13 August 2007

Using two words

where one would do. I think that sums up so well a key aspect of the difference in liturgical sensibility between East and West. Western Rite, at least as far as it is influenced by the Roman rite, tends to be spare and even sparse in verbiage, in utter contrast to the East, which revels in word plays and complex imagery. The idea in Western liturgy by and large is that to repeat yourself is to lessen what is said. I think this is why most Western Christians will prefer the Apostles' to the Nicene Creed. In the one there is straightforward this after that, and not a Word to cut! In the other there is joyous reptition: "God of God, Light of Light, begotten, not made" and so on.

And if the original Roman rite is spare, the Lutheran recension tends to be even sparer! Just think of the enormous restraint where the old Roman canon was. Lutherans seem to have come up with the "less is more" slogan first - or rather, they lived it out.

But is it impoverishing? I don't think so. I think you have to experience the beauty of the old Lutheran practice where the Words of Christ are sung out over the elements to understand. Even though the Words stand all alone, yet the music joins them and fills out the space, if you will, and sends them right into the people's ears and hearts. All human voices fall silent before the narration of what happened that night and before the almighty voice of the Eternal Word who speaks and causes to be what He says: the bread becomes His body; the wine, His blood; and then all reached us, "for you" and "for the forgiveness of sins." What is lacking here? Not a thing. The Church's thanksgiving is her SINGING of the very words from which she lives. I am not at all surprised that in the old Lutheran Church orders the pastors were at times exhorted to tell the people to stop singing the Words of Christ with them!


Past Elder said...

I wonder how much of this is due to Rome the church as to the language of Rome being Latin, which is utterly concise.

Of course there would be those who would argue that Roman doctrine is itself determined by the nature and possibilities of thought in Latin.

This may be hard for English speakers to understand, speaking a language that is a hybrid, with a Germanic core and a Latin, via French, overlay. It's clearer in Spanish, which in many ways is really, really late Latin. Then throw in the Germans, who are internally consistent too, generally not forming the big words for educated people by raiding Latin but by running to-gether a bunch of their own little words.

In fact, I've heard it argued -- this is not to say I agree -- that the Reformation itself depends on not being restricted by the nature and possibilities of thought in Latin or a directly Latin descended language, which explains why it took hold in lands either on the fringe of the old Empire or outside of it, the barbarians.

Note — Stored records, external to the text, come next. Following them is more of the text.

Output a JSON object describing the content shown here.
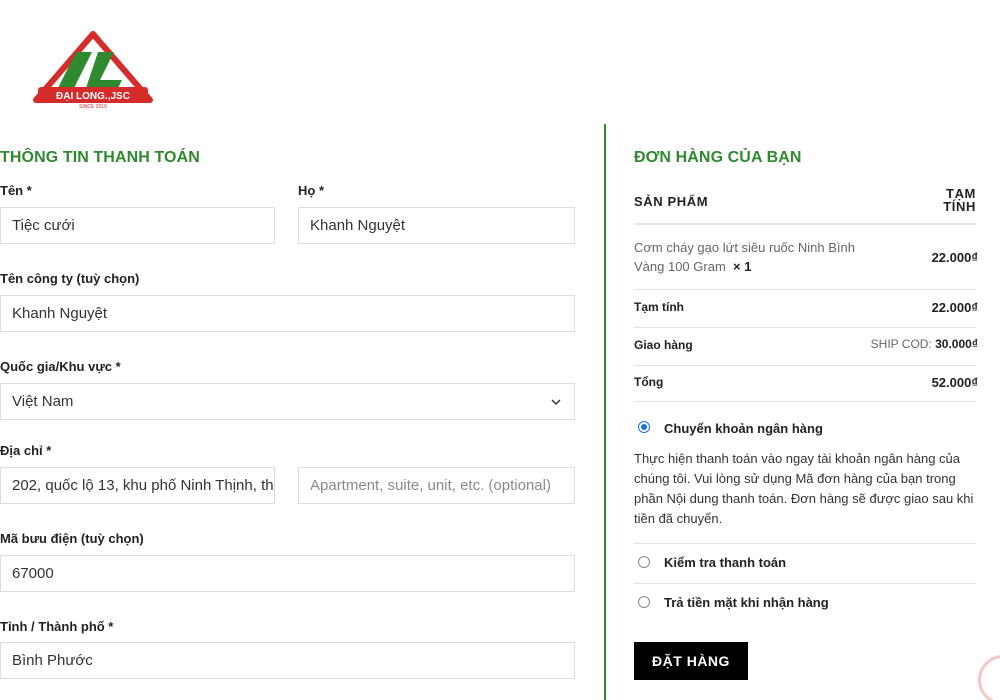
{
  "brand": {
    "logo_text": "ĐẠI LONG.,JSC",
    "logo_since": "SINCE 2010",
    "colors": {
      "green": "#2f8a2f",
      "red": "#d62b2b"
    }
  },
  "billing": {
    "title": "THÔNG TIN THANH TOÁN",
    "first_name": {
      "label": "Tên *",
      "value": "Tiệc cưới"
    },
    "last_name": {
      "label": "Họ *",
      "value": "Khanh Nguyệt"
    },
    "company": {
      "label": "Tên công ty (tuỳ chọn)",
      "value": "Khanh Nguyệt"
    },
    "country": {
      "label": "Quốc gia/Khu vực *",
      "value": "Việt Nam"
    },
    "address": {
      "label": "Địa chỉ *",
      "value": "202, quốc lộ 13, khu phố Ninh Thịnh, th",
      "placeholder2": "Apartment, suite, unit, etc. (optional)"
    },
    "postcode": {
      "label": "Mã bưu điện (tuỳ chọn)",
      "value": "67000"
    },
    "city": {
      "label": "Tỉnh / Thành phố *",
      "value": "Bình Phước"
    }
  },
  "order": {
    "title": "ĐƠN HÀNG CỦA BẠN",
    "col_product": "SẢN PHẨM",
    "col_subtotal_1": "TẠM",
    "col_subtotal_2": "TÍNH",
    "product_name": "Cơm cháy gạo lứt siêu ruốc Ninh Bình Vàng 100 Gram",
    "product_qty": "× 1",
    "product_price": "22.000₫",
    "subtotal_label": "Tạm tính",
    "subtotal_value": "22.000₫",
    "shipping_label": "Giao hàng",
    "shipping_method": "SHIP COD:",
    "shipping_value": "30.000₫",
    "total_label": "Tổng",
    "total_value": "52.000₫"
  },
  "payment": {
    "bank_label": "Chuyển khoản ngân hàng",
    "bank_desc": "Thực hiện thanh toán vào ngay tài khoản ngân hàng của chúng tôi. Vui lòng sử dụng Mã đơn hàng của bạn trong phần Nội dung thanh toán. Đơn hàng sẽ được giao sau khi tiền đã chuyển.",
    "check_label": "Kiểm tra thanh toán",
    "cod_label": "Trả tiền mặt khi nhận hàng",
    "selected": "bank"
  },
  "place_order": {
    "label": "ĐẶT HÀNG"
  }
}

To this day, however, I sense a difference in Europe that was part of the Empire and Europe that wasn't. From Luther's writings this was a hotter distinction in his time, but it is still there IMHO, at least as of 1969 when I was there.

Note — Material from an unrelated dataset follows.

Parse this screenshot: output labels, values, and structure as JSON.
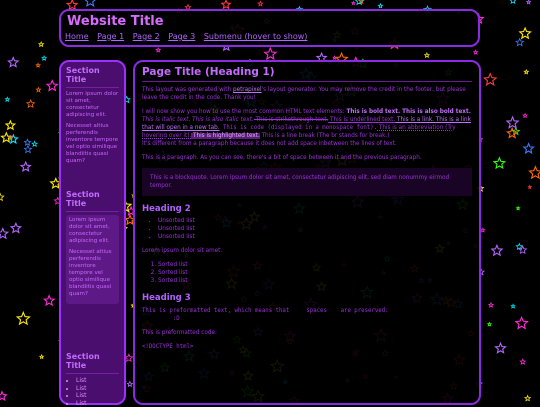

"Barbarian", if memory serves, comes from the Greeks, who used it to refer to people who didn't speak Greek but made silly sounds like "bar-bar". Which would include the Romans.

wm cwirla said...

Dr. Nagel likened the liturgy to a perennial that needs to be pruned once and a while to retain its proper shape and bloom. The perennials in my garden do look a bit sparse in the winter, but it's the only way to keep them from becoming weedy.

Or to switch the metaphor to the table, perhaps it's a western trait that we prefer our pasta and our liturgies "al dente" instead of overcooked.

Christopher Palo said...

Pr. Cwirla's comment seems to betray the Lutheran understaning that the Liturgy is not divine but something manmade that needs to bend to trends and statistics. Why call it the Divine Liturgy or Divine Service if it needs to be pruned of material (read: hymns, prayers) deemed superfluous?

William Weedon said...


I think you misunderstand Dr. Nagel's point (which is what Pr. Cwirla was elaborating on). The liturgy is very much a living thing! It grows and blossoms in the extolling and celebrating of the gifts of God which give it life and call it forth.

Every once in a while, though, the growth gets to be so exuberant, that somewhere down under all that, is the thing itself which caused all the joy - now in danger of being forgotten for all the extolling!

Thus the liturgical clippers come out. They seek only to remove as much of the extolling as will let the thing itself be clearly seen again.

Yet because the liturgy is organic, alive, the growth will come back.

The whole history of the Western rite shows moments of liturgical reform (of which the Reformation is only one instance) in which the living liturgy is prunned, carefully and cautiously, to let the Gospel (or Baptism or the Supper or whatever) shine a bit more clearly.

Christopher Palo said...

Yes, the Liturgy is a living thing, not some dry thing to dryly recite without conviction or the work of the Spirit. But, whatever Pr. Nagel's intent may have been, it is preisely the same words that liturgical butchers have been using for years to pare from the service those things that are counter to the post-modernism that has been running unchecked in the LCMS for the past 25+ years.